Some of Adams’ story is familiar (English Constitutional History) and some controversial (American Civil War). King John was chronically short of money. The customary feudal taxes did not bring in enough money for the King, so he designed some creative new taxes to meet his needs. The barons refused to pay and met him on the plains at Runnymede in 1215 and made him promise to stop. The key provision of the Magna Carta was: “No scutage or aid, save the customary feudal ones, shall be levied except by the common consent of the realm.” The consent of the governed, in this case, meant the consent of the barons, but a great idea was born that would end up as the premise of Jefferson’s Declaration of Independence. Adams makes the interesting point that the courts construed the language “common consent” to mean that no baron was bound unless he, individually, consented. Let Congress try that one.
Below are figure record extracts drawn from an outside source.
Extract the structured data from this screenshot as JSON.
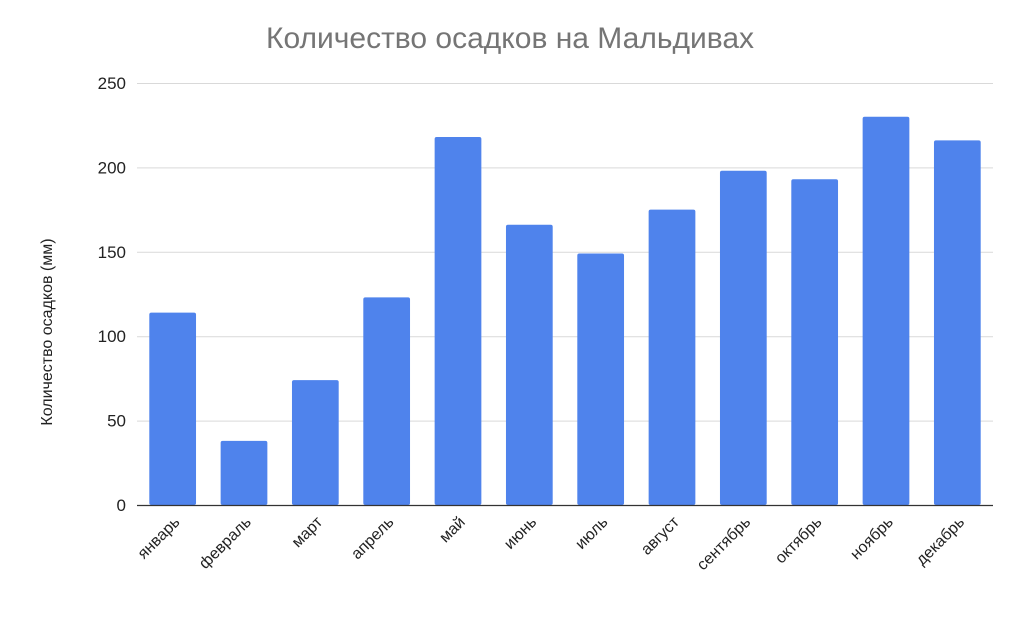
{
  "chart_data": {
    "type": "bar",
    "title": "Количество осадков на Мальдивах",
    "xlabel": "",
    "ylabel": "Количество осадков (мм)",
    "categories": [
      "январь",
      "февраль",
      "март",
      "апрель",
      "май",
      "июнь",
      "июль",
      "август",
      "сентябрь",
      "октябрь",
      "ноябрь",
      "декабрь"
    ],
    "values": [
      114,
      38,
      74,
      123,
      218,
      166,
      149,
      175,
      198,
      193,
      230,
      216
    ],
    "ylim": [
      0,
      250
    ],
    "yticks": [
      0,
      50,
      100,
      150,
      200,
      250
    ],
    "grid": true,
    "bar_color": "#4f83ec"
  }
}
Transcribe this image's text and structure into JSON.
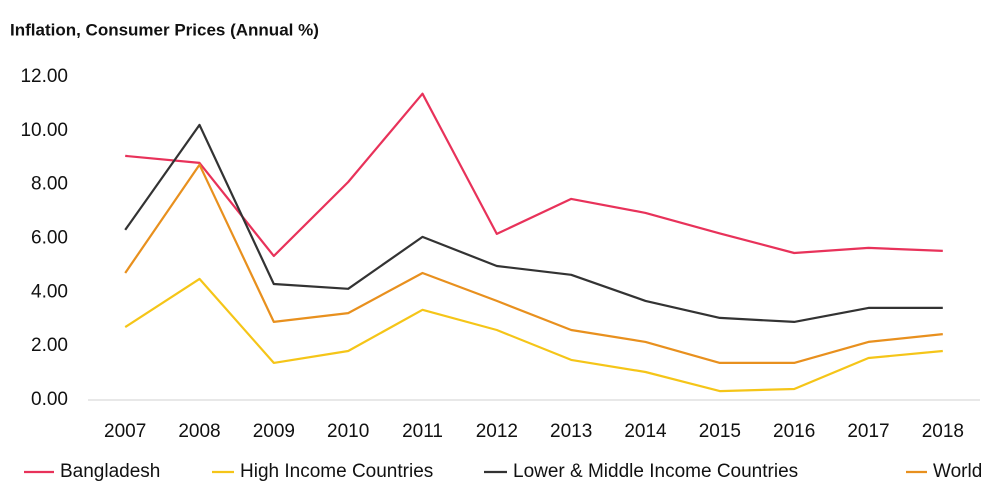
{
  "chart_data": {
    "type": "line",
    "title": "Inflation, Consumer Prices (Annual %)",
    "categories": [
      "2007",
      "2008",
      "2009",
      "2010",
      "2011",
      "2012",
      "2013",
      "2014",
      "2015",
      "2016",
      "2017",
      "2018"
    ],
    "series": [
      {
        "name": "Bangladesh",
        "color": "#e8325a",
        "values": [
          9.07,
          8.81,
          5.35,
          8.1,
          11.38,
          6.17,
          7.47,
          6.95,
          6.19,
          5.46,
          5.65,
          5.54
        ]
      },
      {
        "name": "High Income Countries",
        "color": "#f5c518",
        "values": [
          2.71,
          4.5,
          1.38,
          1.82,
          3.35,
          2.6,
          1.49,
          1.04,
          0.33,
          0.41,
          1.56,
          1.82
        ]
      },
      {
        "name": "Lower & Middle Income Countries",
        "color": "#333333",
        "values": [
          6.32,
          10.22,
          4.31,
          4.13,
          6.06,
          4.98,
          4.65,
          3.68,
          3.05,
          2.9,
          3.42,
          3.42
        ]
      },
      {
        "name": "World",
        "color": "#e8901e",
        "values": [
          4.72,
          8.74,
          2.9,
          3.23,
          4.72,
          3.68,
          2.6,
          2.16,
          1.38,
          1.38,
          2.16,
          2.45
        ]
      }
    ],
    "ylim": [
      0,
      12
    ],
    "yticks": [
      {
        "value": 0,
        "label": "0.00"
      },
      {
        "value": 2,
        "label": "2.00"
      },
      {
        "value": 4,
        "label": "4.00"
      },
      {
        "value": 6,
        "label": "6.00"
      },
      {
        "value": 8,
        "label": "8.00"
      },
      {
        "value": 10,
        "label": "10.00"
      },
      {
        "value": 12,
        "label": "12.00"
      }
    ],
    "grid": false,
    "legend": "bottom"
  }
}
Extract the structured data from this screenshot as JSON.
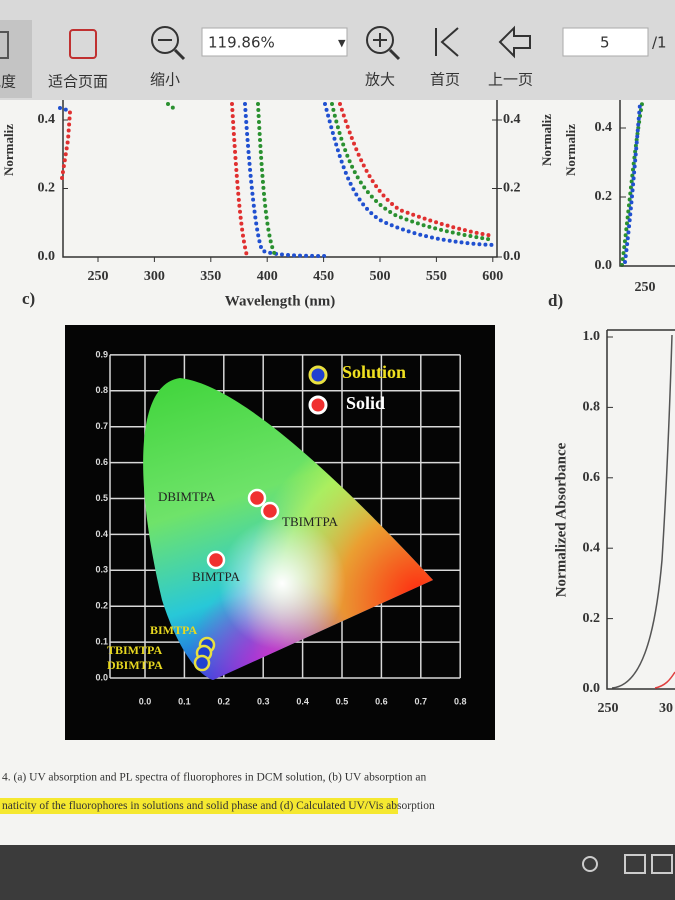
{
  "toolbar": {
    "fit_width": "宽度",
    "fit_page": "适合页面",
    "zoom_out": "缩小",
    "zoom_value": "119.86%",
    "zoom_in": "放大",
    "first_page": "首页",
    "prev_page": "上一页",
    "page_number": "5",
    "page_total": "/1"
  },
  "figure": {
    "panel_a": {
      "y_label": "Normaliz",
      "y_ticks": [
        "0.4",
        "0.2",
        "0.0"
      ],
      "y2_label": "Normaliz",
      "y2_ticks": [
        "0.4",
        "0.2",
        "0.0"
      ],
      "x_ticks": [
        "250",
        "300",
        "350",
        "400",
        "450",
        "500",
        "550",
        "600"
      ],
      "x_label": "Wavelength (nm)"
    },
    "panel_b": {
      "y_label": "Normaliz",
      "y_ticks": [
        "0.4",
        "0.2",
        "0.0"
      ],
      "x_ticks": [
        "250"
      ]
    },
    "panel_c": {
      "label": "c)",
      "x_ticks": [
        "0.0",
        "0.1",
        "0.2",
        "0.3",
        "0.4",
        "0.5",
        "0.6",
        "0.7",
        "0.8"
      ],
      "y_ticks": [
        "0.0",
        "0.1",
        "0.2",
        "0.3",
        "0.4",
        "0.5",
        "0.6",
        "0.7",
        "0.8",
        "0.9"
      ],
      "legend": [
        "Solution",
        "Solid"
      ],
      "solid_labels": [
        "DBIMTPA",
        "TBIMTPA",
        "BIMTPA"
      ],
      "solution_labels": [
        "BIMTPA",
        "TBIMTPA",
        "DBIMTPA"
      ]
    },
    "panel_d": {
      "label": "d)",
      "y_label": "Normalized Absorbance",
      "y_ticks": [
        "0.0",
        "0.2",
        "0.4",
        "0.6",
        "0.8",
        "1.0"
      ],
      "x_ticks": [
        "250",
        "30"
      ]
    }
  },
  "caption": {
    "line1": "4. (a) UV absorption and PL spectra of fluorophores in DCM solution, (b) UV absorption an",
    "line2_highlight": "naticity of the fluorophores in solutions and solid phase",
    "line2_rest": " and (d) Calculated UV/Vis absorption"
  }
}
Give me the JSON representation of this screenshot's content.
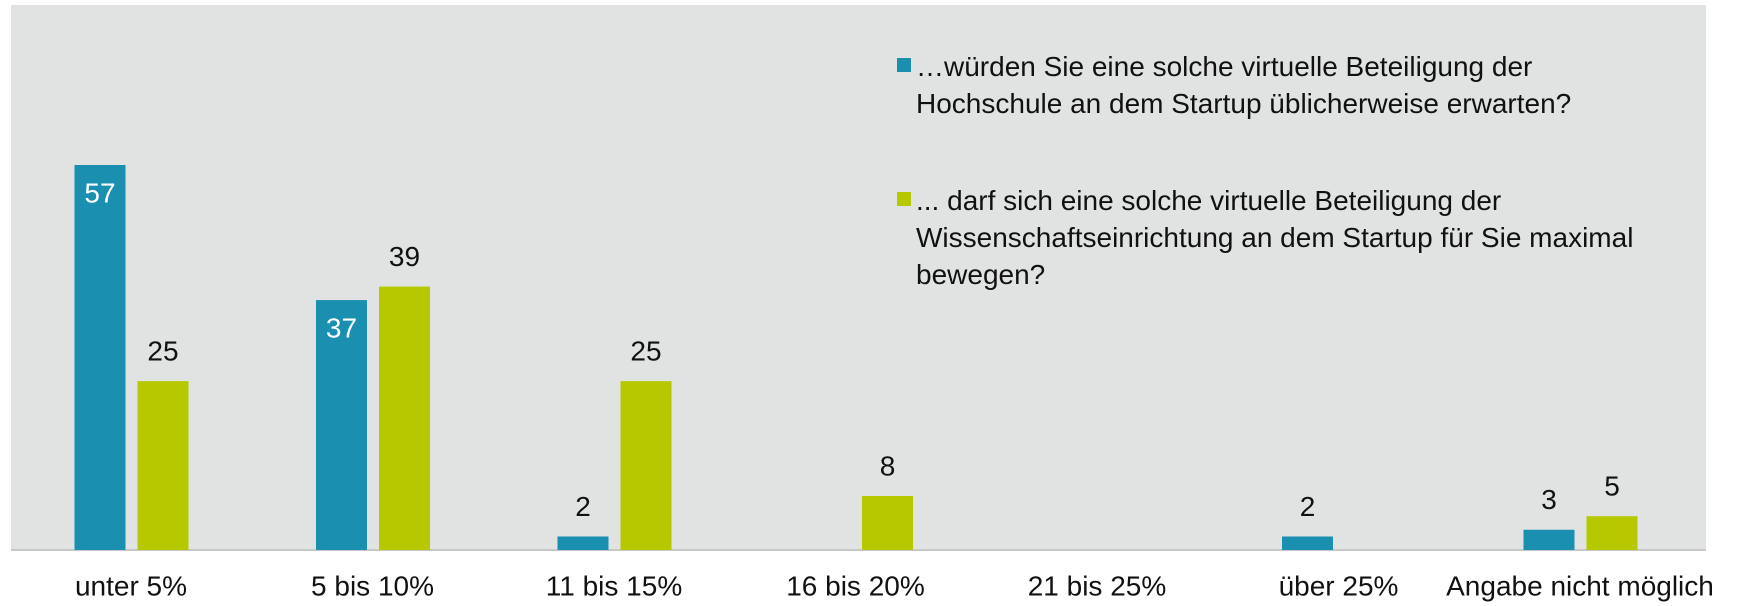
{
  "chart_data": {
    "type": "bar",
    "categories": [
      "unter 5%",
      "5 bis 10%",
      "11 bis 15%",
      "16 bis 20%",
      "21 bis 25%",
      "über 25%",
      "Angabe nicht möglich"
    ],
    "series": [
      {
        "name": "…würden Sie eine solche virtuelle Beteiligung der Hochschule an dem Startup üblicherweise erwarten?",
        "color": "#1a8fb0",
        "values": [
          57,
          37,
          2,
          null,
          null,
          2,
          3
        ]
      },
      {
        "name": "... darf sich eine solche virtuelle Beteiligung der Wissenschaftseinrichtung an dem Startup für Sie maximal bewegen?",
        "color": "#b5c800",
        "values": [
          25,
          39,
          25,
          8,
          null,
          null,
          5
        ]
      }
    ],
    "legend": "top-right"
  }
}
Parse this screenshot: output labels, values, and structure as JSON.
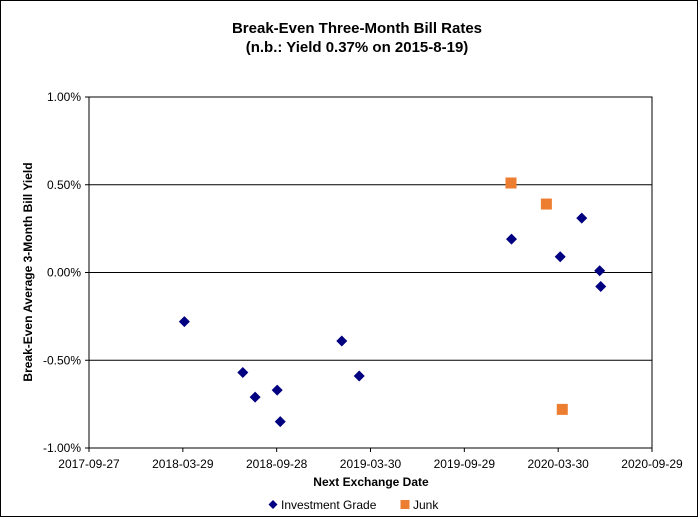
{
  "chart_data": {
    "type": "scatter",
    "title": "Break-Even Three-Month Bill Rates",
    "subtitle": "(n.b.: Yield 0.37% on 2015-8-19)",
    "xlabel": "Next Exchange Date",
    "ylabel": "Break-Even Average 3-Month Bill Yield",
    "x_ticks": [
      "2017-09-27",
      "2018-03-29",
      "2018-09-28",
      "2019-03-30",
      "2019-09-29",
      "2020-03-30",
      "2020-09-29"
    ],
    "y_ticks": [
      "1.00%",
      "0.50%",
      "0.00%",
      "-0.50%",
      "-1.00%"
    ],
    "xlim": [
      "2017-09-27",
      "2020-09-29"
    ],
    "ylim": [
      -1.0,
      1.0
    ],
    "grid": "horizontal",
    "legend_position": "bottom",
    "series": [
      {
        "name": "Investment Grade",
        "marker": "diamond",
        "color": "#000080",
        "points": [
          {
            "x": "2018-04-01",
            "y": -0.28
          },
          {
            "x": "2018-07-24",
            "y": -0.57
          },
          {
            "x": "2018-08-17",
            "y": -0.71
          },
          {
            "x": "2018-09-29",
            "y": -0.67
          },
          {
            "x": "2018-10-05",
            "y": -0.85
          },
          {
            "x": "2019-02-02",
            "y": -0.39
          },
          {
            "x": "2019-03-08",
            "y": -0.59
          },
          {
            "x": "2019-12-30",
            "y": 0.19
          },
          {
            "x": "2020-04-03",
            "y": 0.09
          },
          {
            "x": "2020-05-15",
            "y": 0.31
          },
          {
            "x": "2020-06-19",
            "y": 0.01
          },
          {
            "x": "2020-06-21",
            "y": -0.08
          }
        ]
      },
      {
        "name": "Junk",
        "marker": "square",
        "color": "#ED7D31",
        "points": [
          {
            "x": "2019-12-29",
            "y": 0.51
          },
          {
            "x": "2020-03-07",
            "y": 0.39
          },
          {
            "x": "2020-04-07",
            "y": -0.78
          }
        ]
      }
    ]
  }
}
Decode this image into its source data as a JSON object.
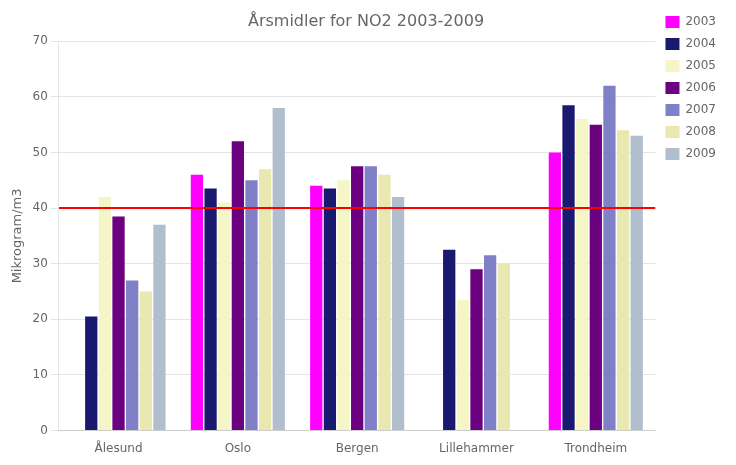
{
  "chart_data": {
    "type": "bar",
    "title": "Årsmidler for NO2 2003-2009",
    "ylabel": "Mikrogram/m3",
    "categories": [
      "Ålesund",
      "Oslo",
      "Bergen",
      "Lillehammer",
      "Trondheim"
    ],
    "series": [
      {
        "name": "2003",
        "color": "#ff00ff",
        "values": [
          0,
          46,
          44,
          0,
          50
        ]
      },
      {
        "name": "2004",
        "color": "#191970",
        "values": [
          20.5,
          43.5,
          43.5,
          32.5,
          58.5
        ]
      },
      {
        "name": "2005",
        "color": "#f5f5c8",
        "values": [
          42,
          41,
          45,
          23.5,
          56
        ]
      },
      {
        "name": "2006",
        "color": "#6b0080",
        "values": [
          38.5,
          52,
          47.5,
          29,
          55
        ]
      },
      {
        "name": "2007",
        "color": "#8080c8",
        "values": [
          27,
          45,
          47.5,
          31.5,
          62
        ]
      },
      {
        "name": "2008",
        "color": "#e8e8b0",
        "values": [
          25,
          47,
          46,
          30,
          54
        ]
      },
      {
        "name": "2009",
        "color": "#b0bece",
        "values": [
          37,
          58,
          42,
          0,
          53
        ]
      }
    ],
    "reference_line": {
      "y": 40,
      "color": "#ff0000"
    },
    "ylim": [
      0,
      70
    ],
    "yticks": [
      0,
      10,
      20,
      30,
      40,
      50,
      60,
      70
    ],
    "grid": true,
    "legend": "upper right"
  }
}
In the seventeenth century, following the English Civil War and the beheading of Charles I, the Parliament definitively took over the power to tax and spend. The Bill of Rights of 1689 established that there would be no taxation except by act of Parliament. For Englishmen, as Adams points out, the issue of taxation and consent was finally settled after a 500 year struggle. John Locke, in 1690, wrote:
Thirdly, the supreme power cannot take from any man any part of his property: without his own consent. For the preservation of property being the end of government, and that for which men enter into society…. It is true governments cannot be supported without great charge, and it is fit everyone who enjoys his share of the protection should pay out of his estate his proportion for the maintenance of it. But still it must be with his own consent. . . For what property have I in that which another may by right take when he pleases himself?
The American colonies, however, were not represented in Parliament and were consequently taxed without representation. Adams points out that the taxes the Crown imposed on the colonies were not oppressively large. The British taxes were modest, and the money was to be spent in the colonies for their benefit and protection. The 1764 Sugar Act was the Crown’s first and only successful tax in the colonies. The Stamp Act and Town-shend duties produced little revenue for the Crown, yet were bitterly opposed. The Crown, like Bill Clinton, thought its taxes were fair, the equivalent of “less than a dime a day,” and could not understand why the Americans were so unreasonable. Adams notes: “If revolution is the consequence of oppression, then the American Revolution should never have occurred.” Adams believes the Revolution was based on our objection to the lack of consent.